Boring? I think not. Give me more!
K
Hi Pat
Thank you for the compliment. I just don't think it is my best writing, which I think are the last two chapters which I am anxious to share but it would ruin the story for everyone so I am holding off.
By they way meet Kaye that posted below you. She takes care of her mom too. Seems like a lot of us do.
Bill
Hi There Kaye
Thanks for the nice compliment, it motivates me to write more!
Bill
Boring this is not, my friend. As Pat says, cops and lawyer in a strip joint, cutting a deal and talking bribes? Got my attention.
I think the reason you don't like it is because you can "see" the scene, the setting, the cops, hear their tones of voice, but you haven't yet fleshed it out to share with the reader. Once you do that, on your second pass, I suspect you'll find it's not boring at all!
Hi Dr
Thanks for your encouragement.

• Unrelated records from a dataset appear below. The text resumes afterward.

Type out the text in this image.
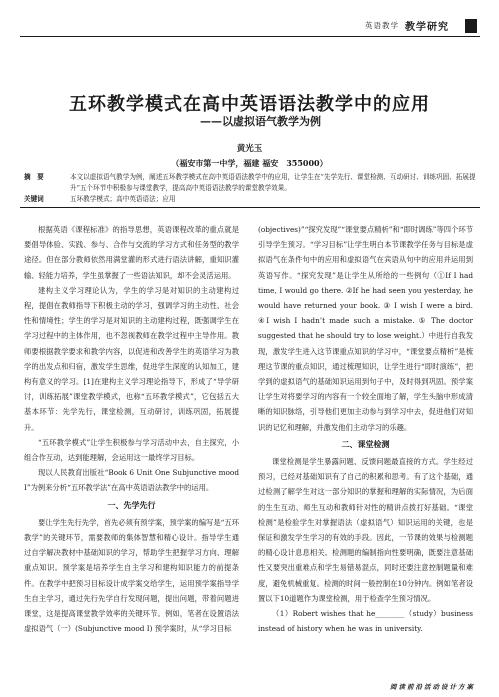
英语教学 教学研究
五环教学模式在高中英语语法教学中的应用
——以虚拟语气教学为例
黄光玉
（福安市第一中学，福建 福安　355000）
摘　要	本文以虚拟语气教学为例，阐述五环教学模式在高中英语语法教学中的应用，让学生在“先学先行、课堂检测、互动研讨、训练巩固、拓展提升”五个环节中积极参与课堂教学，提高高中英语语法教学的课堂教学效果。
关键词	五环教学模式；高中英语语法；应用

根据英语《课程标准》的指导思想，英语课程改革的重点就是要倡导体验、实践、参与、合作与交流的学习方式和任务型的教学途径。但在部分教师依然用满堂灌的形式进行语法讲解，重知识灌输、轻能力培养，学生虽掌握了一些语法知识，却不会灵活运用。

建构主义学习理论认为，学生的学习是对知识的主动建构过程，提倡在教师指导下积极主动的学习，强调学习的主动性、社会性和情境性；学生的学习是对知识的主动建构过程，既强调学生在学习过程中的主体作用，也不忽视教师在教学过程中主导作用。教师要根据教学要求和教学内容，以促进和改善学生的英语学习为教学的出发点和归宿，激发学生思维，促进学生深度的认知加工，建构有意义的学习。[1]在建构主义学习理论指导下，形成了“导学研讨，训练拓展”课堂教学模式，也称“五环教学模式”，它包括五大基本环节：先学先行，课堂检测，互动研讨，训练巩固，拓展提升。

“五环教学模式”让学生积极参与学习活动中去，自主探究，小组合作互动，达到能理解，会运用这一最终学习目标。

现以人民教育出版社“Book 6 Unit One Subjunctive mood I”为例来分析“五环教学法”在高中英语语法教学中的运用。

一、先学先行

要让学生先行先学，首先必须有预学案，预学案的编写是“五环教学”的关键环节，需要教师的集体智慧和精心设计。指导学生通过自学解决教材中基础知识的学习，帮助学生把握学习方向、理解重点知识。预学案是培养学生自主学习和建构知识能力的前提条件。在教学中把预习目标设计成学案交给学生，运用预学案指导学生自主学习，通过先行先学自行发现问题，提出问题，带着问题进课堂，这是提高课堂教学效率的关键环节。例如，笔者在设置语法虚拟语气（一）(Subjunctive mood I) 预学案时，从“学习目标

(objectives)”“探究发现”“课堂要点精析”和“即时调练”等四个环节引导学生预习。“学习目标”让学生明白本节课教学任务与目标是虚拟语气在条件句中的应用和虚拟语气在宾语从句中的应用并运用到英语写作。“探究发现”是让学生从所给的一些例句（①If I had time, I would go there. ②If he had seen you yesterday, he would have returned your book. ③ I wish I were a bird. ④I wish I hadn’t made such a mistake. ⑤ The doctor suggested that he should try to lose weight.）中进行自我发现，激发学生进入这节课重点知识的学习中，“课堂要点精析”是梳理这节课的重点知识，通过梳理知识，让学生进行“即时演练”，把学到的虚拟语气的基础知识运用到句子中，及时得到巩固。预学案让学生对将要学习的内容有一个较全面地了解，学生头脑中形成清晰的知识脉络，引导他们更加主动参与到学习中去，促进他们对知识的记忆和理解，并激发他们主动学习的乐趣。

二、课堂检测

课堂检测是学生暴露问题、反馈问题最直接的方式。学生经过预习，已经对基础知识有了自己的积累和思考。有了这个基础，通过检测了解学生对这一部分知识的掌握和理解的实际情况，为后面的生生互动、师生互动和教师针对性的精讲点拨打好基础。“课堂检测”是检验学生对掌握语法（虚拟语气）知识运用的关键，也是保证和激发学生学习的有效的手段。因此，一节课的效果与检测题的精心设计息息相关。检测题的编制指向性要明确，既要注意基础性又要突出重难点和学生易错易混点，同时还要注意控制题量和难度，避免机械重复。检测的时间一般控制在10分钟内。例如笔者设置以下10道题作为课堂检测，用于检查学生预习情况。

（1）Robert wishes that he________（study）business instead of history when he was in university.

阅读前沿活动设计方案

I guess I think it is boring because there are so many players in the game and introducting them is sometimes tedious writing.
When the main attorney is assembling the team for the lawsuit I tried to make it interesting by him flashing back to the last time he saw the woman he wants to hire. A woman he once loved but couldn't marry because they were from different parts of society. Can he swallow his pride and hire her now? She is the perfect person for this case.